Das Akronym “ESG” überholte “nachhaltig” (bzw. Englisch: sustainable) oder “Nachhaltigkeit” (Englisch: sustainability) und wurde zum meistgestrichenen Begriff während des Dreimonatszeitraums. Er wurde von 128 Fonds gestrichen, von denen 96 passive Strategien waren.
“Nachhaltig” oder “Nachhaltigkeit” wurden in diesem Quartal von mehr als 90 Fonds gestrichen und nur von einem hinzugefügt, während das Wort “Klima” (Climate) in 16 Fällen hinzugefügt und in 11 Fällen gestrichen wurde.
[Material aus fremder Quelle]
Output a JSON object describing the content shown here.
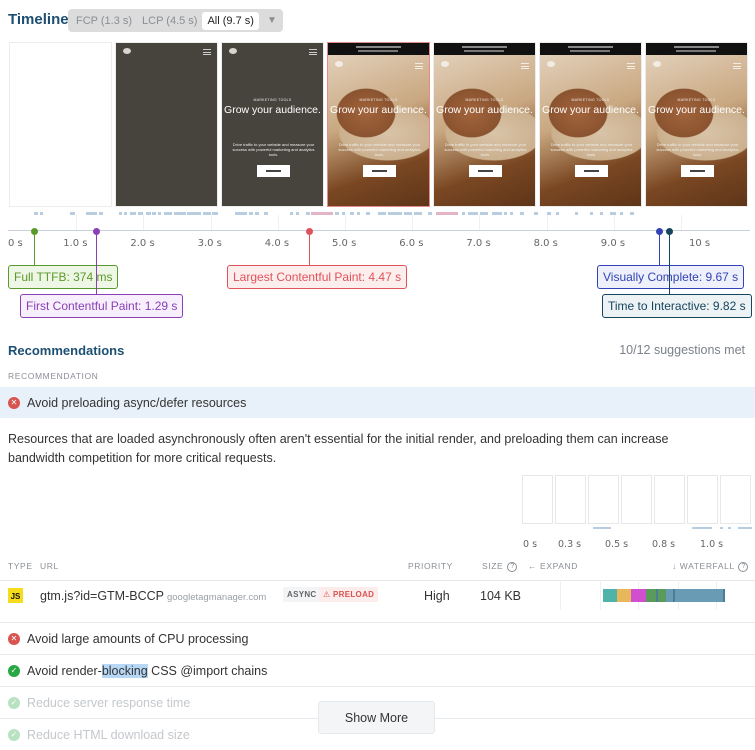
{
  "timeline": {
    "title": "Timeline",
    "filters": [
      {
        "label": "FCP (1.3 s)",
        "active": false
      },
      {
        "label": "LCP (4.5 s)",
        "active": false
      },
      {
        "label": "All (9.7 s)",
        "active": true
      }
    ],
    "dropdown_icon": "caret-down-icon",
    "frames": [
      {
        "type": "blank"
      },
      {
        "type": "dark"
      },
      {
        "type": "dark-text",
        "eyebrow": "MARKETING TOOLS",
        "hero": "Grow your audience.",
        "body": "Drive traffic to your website and measure your success with powerful marketing and analytics tools.",
        "cta": "GET STARTED"
      },
      {
        "type": "photo",
        "lcp": true,
        "eyebrow": "MARKETING TOOLS",
        "hero": "Grow your audience.",
        "body": "Drive traffic to your website and measure your success with powerful marketing and analytics tools.",
        "cta": "GET STARTED"
      },
      {
        "type": "photo",
        "eyebrow": "MARKETING TOOLS",
        "hero": "Grow your audience.",
        "body": "Drive traffic to your website and measure your success with powerful marketing and analytics tools.",
        "cta": "GET STARTED"
      },
      {
        "type": "photo",
        "eyebrow": "MARKETING TOOLS",
        "hero": "Grow your audience.",
        "body": "Drive traffic to your website and measure your success with powerful marketing and analytics tools.",
        "cta": "GET STARTED"
      },
      {
        "type": "photo",
        "eyebrow": "MARKETING TOOLS",
        "hero": "Grow your audience.",
        "body": "Drive traffic to your website and measure your success with powerful marketing and analytics tools.",
        "cta": "GET STARTED"
      }
    ],
    "axis_ticks": [
      "0 s",
      "1.0 s",
      "2.0 s",
      "3.0 s",
      "4.0 s",
      "5.0 s",
      "6.0 s",
      "7.0 s",
      "8.0 s",
      "9.0 s",
      "10 s"
    ],
    "axis_max_seconds": 10.5,
    "milestones": [
      {
        "id": "ttfb",
        "label": "Full TTFB: 374 ms",
        "time_s": 0.374,
        "color": "#5a9a2a",
        "bg": "#eef6e6"
      },
      {
        "id": "fcp",
        "label": "First Contentful Paint: 1.29 s",
        "time_s": 1.29,
        "color": "#8a3fb5",
        "bg": "#f7effb"
      },
      {
        "id": "lcp",
        "label": "Largest Contentful Paint: 4.47 s",
        "time_s": 4.47,
        "color": "#e0525a",
        "bg": "#fdeeee"
      },
      {
        "id": "vc",
        "label": "Visually Complete: 9.67 s",
        "time_s": 9.67,
        "color": "#3343b5",
        "bg": "#eef0fb"
      },
      {
        "id": "tti",
        "label": "Time to Interactive: 9.82 s",
        "time_s": 9.82,
        "color": "#16455e",
        "bg": "#edf3f5"
      }
    ]
  },
  "recommendations": {
    "title": "Recommendations",
    "met_summary": "10/12 suggestions met",
    "column_header": "RECOMMENDATION",
    "items": [
      {
        "label": "Avoid preloading async/defer resources",
        "status": "fail",
        "expanded": true
      },
      {
        "label": "Avoid large amounts of CPU processing",
        "status": "fail"
      },
      {
        "label_pre": "Avoid render-",
        "label_hl": "blocking",
        "label_post": " CSS @import chains",
        "status": "pass"
      },
      {
        "label": "Reduce server response time",
        "status": "pass",
        "faded": true
      },
      {
        "label": "Reduce HTML download size",
        "status": "pass",
        "faded": true
      }
    ],
    "detail": {
      "description": "Resources that are loaded asynchronously often aren't essential for the initial render, and preloading them can increase bandwidth competition for more critical requests.",
      "mini_filmstrip_ticks": [
        "0 s",
        "0.3 s",
        "0.5 s",
        "0.8 s",
        "1.0 s"
      ],
      "table_headers": {
        "type": "TYPE",
        "url": "URL",
        "priority": "PRIORITY",
        "size": "SIZE",
        "expand": "← EXPAND",
        "waterfall": "↓ WATERFALL",
        "help_glyph": "?"
      },
      "resources": [
        {
          "type_badge": "JS",
          "file": "gtm.js?id=GTM-BCCP",
          "host": "googletagmanager.com",
          "tags": [
            "ASYNC",
            "PRELOAD"
          ],
          "preload_warning_icon": "⚠",
          "priority": "High",
          "size": "104 KB",
          "waterfall_segments": [
            {
              "phase": "dns",
              "color": "#4fb3a9"
            },
            {
              "phase": "connect",
              "color": "#e8b75a"
            },
            {
              "phase": "ssl",
              "color": "#cf4fcf"
            },
            {
              "phase": "wait",
              "color": "#5a9a5a"
            },
            {
              "phase": "download",
              "color": "#6a9bb5"
            }
          ]
        }
      ]
    },
    "show_more_label": "Show More",
    "fail_glyph": "✕",
    "pass_glyph": "✓"
  }
}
Insgesamt schätzten wir, dass in den letzten 15 Monaten mehr als 640 europäische Fonds mit ESG-bezogenen Begriffen in ihrem Namen (14 %) umbenannt wurden, darunter mehr als 590 (12 %), die ESG-Begriffe gestrichen oder geändert haben.
“Screened” ist der beliebteste Begriff, den die Fonds hinzufügen, gefolgt von “ESG”, “Transition” und “Climate”. Neue Begriffe sind aufgetaucht, um umstrittene Begriffe zu ersetzen und Differenzierung und in der Praxis ESG-Überlegungen zu signalisieren. Zu diesen Begriffen gehören: select, committed, advanced, optimized, leaders, tilt, thoughtful und enhanced.
Es wird erwartet, dass sich dieser Trend auch nach dem Stichtag im Mai fortsetzt, da mehr Daten gesammelt werden.